By Arik Hesseldahl
Software giant Microsoft just filed its annual proxy statement with the U.S. Securities and Exchange Commission, and it contains the assessment by the company's board of directors of CEO Steve Ballmer.
Ballmer takes home a base salary of $682,000, and his bonus doubled it to just shy of $1.4 million. But it could have been higher. The board had the authority to award Ballmer a bonus worth up to 200 percent of his base salary and decided not to, opting instead to keep it at 100 percent.
But see, it's not about the money. This is all the equivalent of change found under a couch cushion when compared to the worth of Ballmer's holdings of Microsoft shares, which are worth about $14 billion or so. It's about what Microsoft's board thinks, especially at a time when some people have started to argue that it's time for a change at Microsoft's top.
There is, for instance, the issue of Windows Mobile, which Ballmer readily admits isn't selling "as well as we would have liked." And what about that 2 percent decline in Windows revenue?
The board's verdict:
For fiscal year 2011, the Compensation Committee recommended and the independent members of our Board of Directors approved an Incentive Plan award of $682,500, which was 100% of his target award.

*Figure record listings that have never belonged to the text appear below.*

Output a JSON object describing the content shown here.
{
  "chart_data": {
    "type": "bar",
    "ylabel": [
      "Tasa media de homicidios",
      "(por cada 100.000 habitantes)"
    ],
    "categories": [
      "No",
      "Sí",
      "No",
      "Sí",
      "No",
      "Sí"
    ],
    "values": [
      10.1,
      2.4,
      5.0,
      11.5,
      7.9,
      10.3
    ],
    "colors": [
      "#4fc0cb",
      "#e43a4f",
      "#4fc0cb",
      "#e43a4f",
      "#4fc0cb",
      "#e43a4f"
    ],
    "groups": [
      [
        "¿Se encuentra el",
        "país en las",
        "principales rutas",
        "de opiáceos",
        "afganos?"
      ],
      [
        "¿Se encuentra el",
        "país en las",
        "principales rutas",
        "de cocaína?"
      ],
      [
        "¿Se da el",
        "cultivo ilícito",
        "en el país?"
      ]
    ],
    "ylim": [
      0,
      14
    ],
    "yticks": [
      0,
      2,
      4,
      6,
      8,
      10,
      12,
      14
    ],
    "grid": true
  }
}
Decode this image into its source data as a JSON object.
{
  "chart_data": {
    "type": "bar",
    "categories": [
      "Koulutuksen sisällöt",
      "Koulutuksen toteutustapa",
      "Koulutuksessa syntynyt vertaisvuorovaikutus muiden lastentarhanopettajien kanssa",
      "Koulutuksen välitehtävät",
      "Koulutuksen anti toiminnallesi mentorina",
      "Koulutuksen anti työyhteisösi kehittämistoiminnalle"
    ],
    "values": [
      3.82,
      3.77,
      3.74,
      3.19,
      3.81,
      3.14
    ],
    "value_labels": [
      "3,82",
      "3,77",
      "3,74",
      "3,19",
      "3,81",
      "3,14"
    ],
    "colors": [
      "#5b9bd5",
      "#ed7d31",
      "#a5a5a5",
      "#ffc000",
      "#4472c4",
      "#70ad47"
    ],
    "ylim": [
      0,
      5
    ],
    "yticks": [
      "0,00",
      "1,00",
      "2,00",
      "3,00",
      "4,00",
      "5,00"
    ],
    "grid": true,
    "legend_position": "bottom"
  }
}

The award was based on his performance appraisal and other relevant information considered by the independent members of the Board, including: Mr. Ballmer's performance against his individual commitments; the operating income performance of the Company relative to 25 large technology companies (a group that includes most of our Technology Peers); successful product launches including Kinect for Xbox and Office 365, enhancements to Windows Azure and Bing; continued progress positioning the company as a leader in the cloud and cloud-based infrastructure; key partnerships with Facebook and Nokia; significant progress in development of the next generation of Windows; work toward the successful acquisition of Skype; lower than expected initial sales of Windows Phone 7; the 2% decline in revenue for the Windows and Windows Live Division; the need for further progress in new form factors; and an overall strong financial year in which Microsoft reported record revenue of $69.9 billion, record operating income of $27.1 billion, and record earnings per share of $2.69 representing 12%, 13%, and 28% growth, respectively.

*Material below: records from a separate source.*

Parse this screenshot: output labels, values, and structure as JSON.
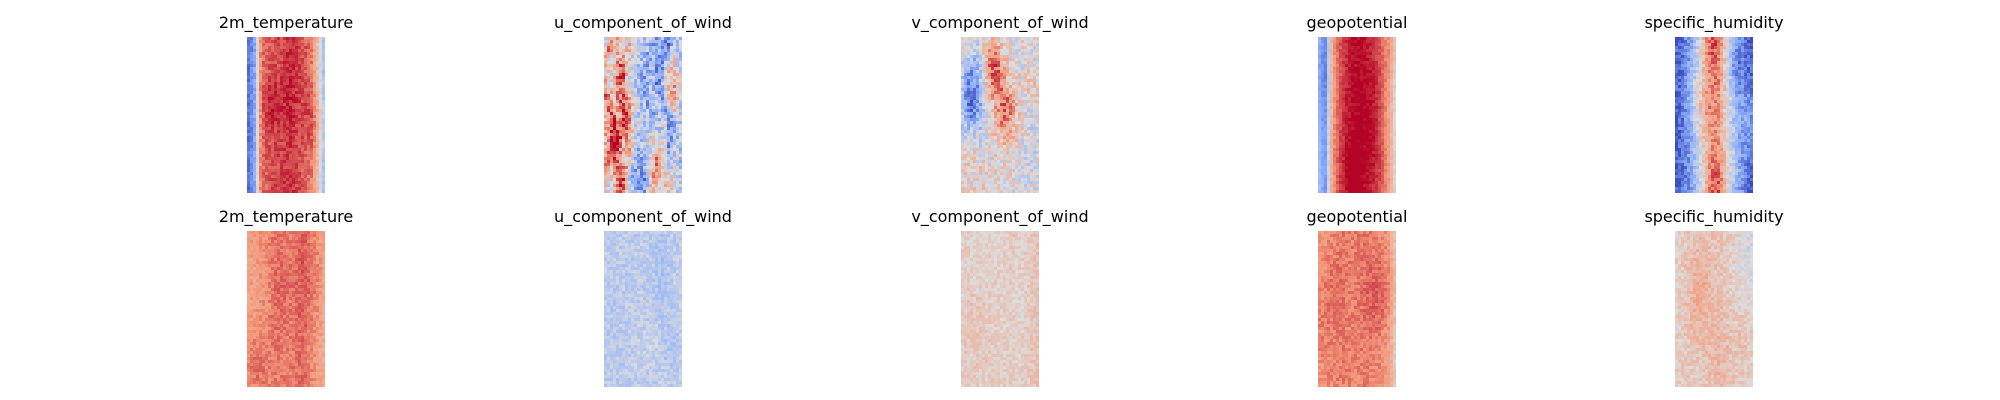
{
  "chart_data": [
    {
      "type": "heatmap",
      "title": "2m_temperature",
      "colormap": "coolwarm",
      "row": 1,
      "field": {
        "base": 0.55,
        "profile": [
          0.08,
          0.2,
          0.82,
          0.86,
          0.9,
          0.92,
          0.94,
          0.9,
          0.86,
          0.82,
          0.6,
          0.3
        ],
        "noise": 0.06,
        "blobs": 0.1,
        "streaks": 0.0
      }
    },
    {
      "type": "heatmap",
      "title": "u_component_of_wind",
      "colormap": "coolwarm",
      "row": 1,
      "field": {
        "base": 0.42,
        "profile": [
          0.45,
          0.42,
          0.4,
          0.42,
          0.38,
          0.4,
          0.42,
          0.4,
          0.38,
          0.4,
          0.42,
          0.35
        ],
        "noise": 0.18,
        "blobs": 0.35,
        "streaks": 0.28
      }
    },
    {
      "type": "heatmap",
      "title": "v_component_of_wind",
      "colormap": "coolwarm",
      "row": 1,
      "field": {
        "base": 0.5,
        "profile": [
          0.5,
          0.5,
          0.5,
          0.5,
          0.5,
          0.5,
          0.5,
          0.5,
          0.5,
          0.5,
          0.5,
          0.5
        ],
        "noise": 0.14,
        "blobs": 0.4,
        "streaks": 0.05
      }
    },
    {
      "type": "heatmap",
      "title": "geopotential",
      "colormap": "coolwarm",
      "row": 1,
      "field": {
        "base": 0.6,
        "profile": [
          0.35,
          0.18,
          0.72,
          0.86,
          0.94,
          0.98,
          0.98,
          0.94,
          0.88,
          0.8,
          0.7,
          0.5
        ],
        "noise": 0.04,
        "blobs": 0.08,
        "streaks": 0.0
      }
    },
    {
      "type": "heatmap",
      "title": "specific_humidity",
      "colormap": "coolwarm",
      "row": 1,
      "field": {
        "base": 0.25,
        "profile": [
          0.05,
          0.1,
          0.2,
          0.35,
          0.55,
          0.7,
          0.72,
          0.55,
          0.35,
          0.2,
          0.1,
          0.05
        ],
        "noise": 0.1,
        "blobs": 0.18,
        "streaks": 0.0
      }
    },
    {
      "type": "heatmap",
      "title": "2m_temperature",
      "colormap": "coolwarm",
      "row": 2,
      "field": {
        "base": 0.78,
        "profile": [
          0.72,
          0.74,
          0.76,
          0.78,
          0.8,
          0.8,
          0.8,
          0.82,
          0.84,
          0.8,
          0.76,
          0.7
        ],
        "noise": 0.05,
        "blobs": 0.06,
        "streaks": 0.0
      }
    },
    {
      "type": "heatmap",
      "title": "u_component_of_wind",
      "colormap": "coolwarm",
      "row": 2,
      "field": {
        "base": 0.4,
        "profile": [
          0.42,
          0.4,
          0.4,
          0.39,
          0.4,
          0.41,
          0.4,
          0.4,
          0.39,
          0.4,
          0.4,
          0.41
        ],
        "noise": 0.07,
        "blobs": 0.05,
        "streaks": 0.0
      }
    },
    {
      "type": "heatmap",
      "title": "v_component_of_wind",
      "colormap": "coolwarm",
      "row": 2,
      "field": {
        "base": 0.56,
        "profile": [
          0.56,
          0.57,
          0.56,
          0.56,
          0.57,
          0.56,
          0.56,
          0.57,
          0.56,
          0.56,
          0.58,
          0.62
        ],
        "noise": 0.06,
        "blobs": 0.04,
        "streaks": 0.0
      }
    },
    {
      "type": "heatmap",
      "title": "geopotential",
      "colormap": "coolwarm",
      "row": 2,
      "field": {
        "base": 0.76,
        "profile": [
          0.74,
          0.76,
          0.78,
          0.8,
          0.8,
          0.8,
          0.8,
          0.8,
          0.78,
          0.76,
          0.7,
          0.55
        ],
        "noise": 0.05,
        "blobs": 0.06,
        "streaks": 0.0
      }
    },
    {
      "type": "heatmap",
      "title": "specific_humidity",
      "colormap": "coolwarm",
      "row": 2,
      "field": {
        "base": 0.55,
        "profile": [
          0.55,
          0.56,
          0.57,
          0.56,
          0.58,
          0.6,
          0.62,
          0.6,
          0.58,
          0.56,
          0.54,
          0.52
        ],
        "noise": 0.07,
        "blobs": 0.12,
        "streaks": 0.0
      }
    }
  ]
}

Yay Ballmer. So how did the rest of the senior management team do? Here's what the board says in the proxy filing.
CFO Peter Klein: He get $3.6 million, which was 120 percent of his target award, and credit for focusing on operating expenses and on the capital allocation plan, which resulted in $16.9 billion of cash returned to shareholders by way of share buybacks and dividends. He also did the due diligence on the Skype acquisition.

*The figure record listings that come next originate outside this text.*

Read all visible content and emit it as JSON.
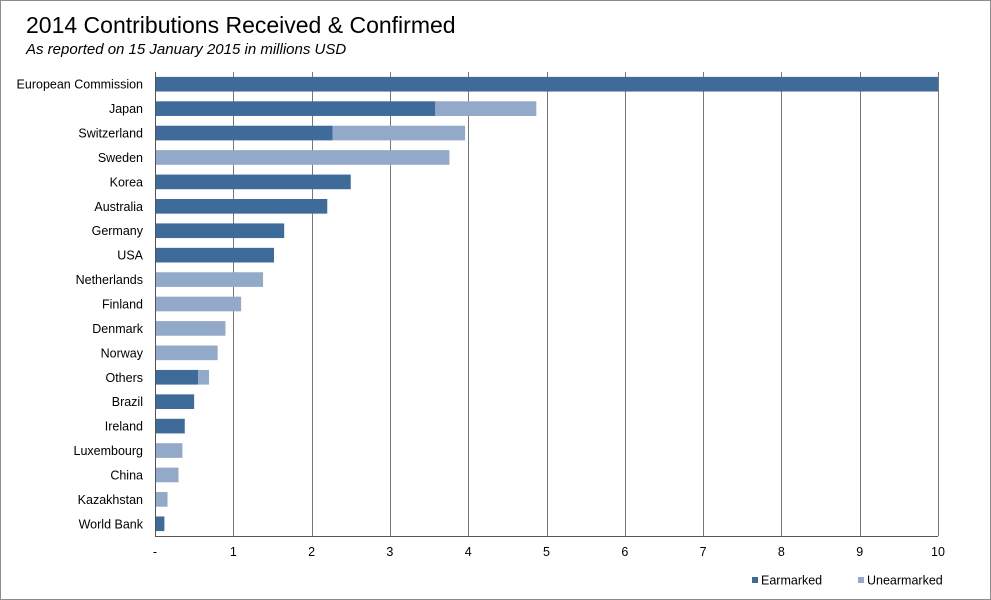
{
  "header": {
    "title": "2014 Contributions Received & Confirmed",
    "subtitle": "As reported on 15 January 2015 in millions USD"
  },
  "colors": {
    "earmarked": "#3f6b9b",
    "unearmarked": "#93a9c9",
    "grid": "#777777"
  },
  "chart_data": {
    "type": "bar",
    "orientation": "horizontal",
    "stacked": true,
    "title": "2014 Contributions Received & Confirmed",
    "subtitle": "As reported on 15 January 2015 in millions USD",
    "categories": [
      "European Commission",
      "Japan",
      "Switzerland",
      "Sweden",
      "Korea",
      "Australia",
      "Germany",
      "USA",
      "Netherlands",
      "Finland",
      "Denmark",
      "Norway",
      "Others",
      "Brazil",
      "Ireland",
      "Luxembourg",
      "China",
      "Kazakhstan",
      "World Bank"
    ],
    "series": [
      {
        "name": "Earmarked",
        "values": [
          10.0,
          3.58,
          2.27,
          0,
          2.5,
          2.2,
          1.65,
          1.52,
          0,
          0,
          0,
          0,
          0.55,
          0.5,
          0.38,
          0,
          0,
          0,
          0.12
        ]
      },
      {
        "name": "Unearmarked",
        "values": [
          0,
          1.29,
          1.69,
          3.76,
          0,
          0,
          0,
          0,
          1.38,
          1.1,
          0.9,
          0.8,
          0.14,
          0,
          0,
          0.35,
          0.3,
          0.16,
          0
        ]
      }
    ],
    "xlim": [
      0,
      10
    ],
    "x_ticks": [
      "-",
      "1",
      "2",
      "3",
      "4",
      "5",
      "6",
      "7",
      "8",
      "9",
      "10"
    ],
    "grid": "vertical",
    "legend_position": "bottom-right"
  }
}
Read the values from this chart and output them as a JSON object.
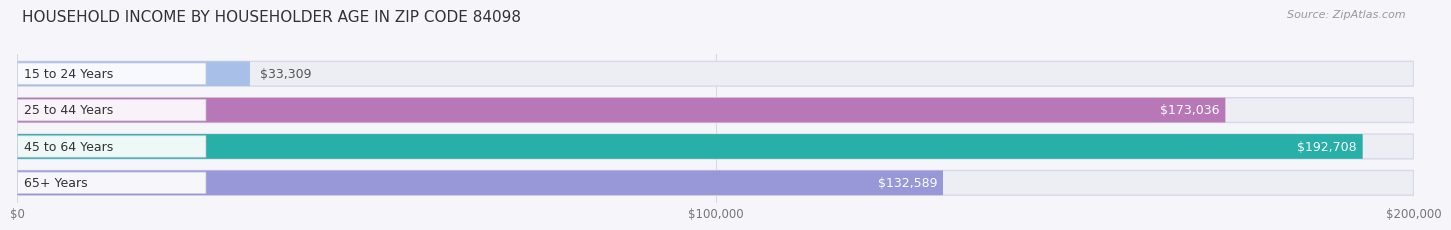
{
  "title": "HOUSEHOLD INCOME BY HOUSEHOLDER AGE IN ZIP CODE 84098",
  "source": "Source: ZipAtlas.com",
  "categories": [
    "15 to 24 Years",
    "25 to 44 Years",
    "45 to 64 Years",
    "65+ Years"
  ],
  "values": [
    33309,
    173036,
    192708,
    132589
  ],
  "bar_colors": [
    "#a8c0e8",
    "#b878b8",
    "#28b0a8",
    "#9898d8"
  ],
  "bar_bg_color": "#ededf4",
  "bar_border_color": "#d8d8e8",
  "xlim": [
    0,
    200000
  ],
  "xticks": [
    0,
    100000,
    200000
  ],
  "xtick_labels": [
    "$0",
    "$100,000",
    "$200,000"
  ],
  "value_labels": [
    "$33,309",
    "$173,036",
    "$192,708",
    "$132,589"
  ],
  "background_color": "#f5f5fa",
  "title_fontsize": 11,
  "source_fontsize": 8,
  "label_fontsize": 9,
  "value_fontsize": 9,
  "bar_height": 0.65
}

Kurt DelBene, president of the Microsoft Office Division: Annual revenue from the division increased 17 percent to $20 billion; Office 2010 was the fastest-selling version in the product's history; and Office 365 got out the door. Plus Sharepoint, Exchange and Lync had "double digit growth." Based on his fiscal year 2011 performance, DelBene received an incentive plan award of $7.25 million, 132 percent of his target award.
Steven Sinofsky, president Windows and Windows Live: Revenue is falling slightly in this group beacuse of the decline in consumer PC sales, but Windows 8 is on the way. For all this Sinofsky, got $6.3 million or 90 percent of his target award.
Kevin Turner, COO: With Microsoft reporting annual revenue of $70 billion and operating income of $27 billion, up 13 percent, Turner earned an incentive plan award of $9.63 million, 110 percent of his target.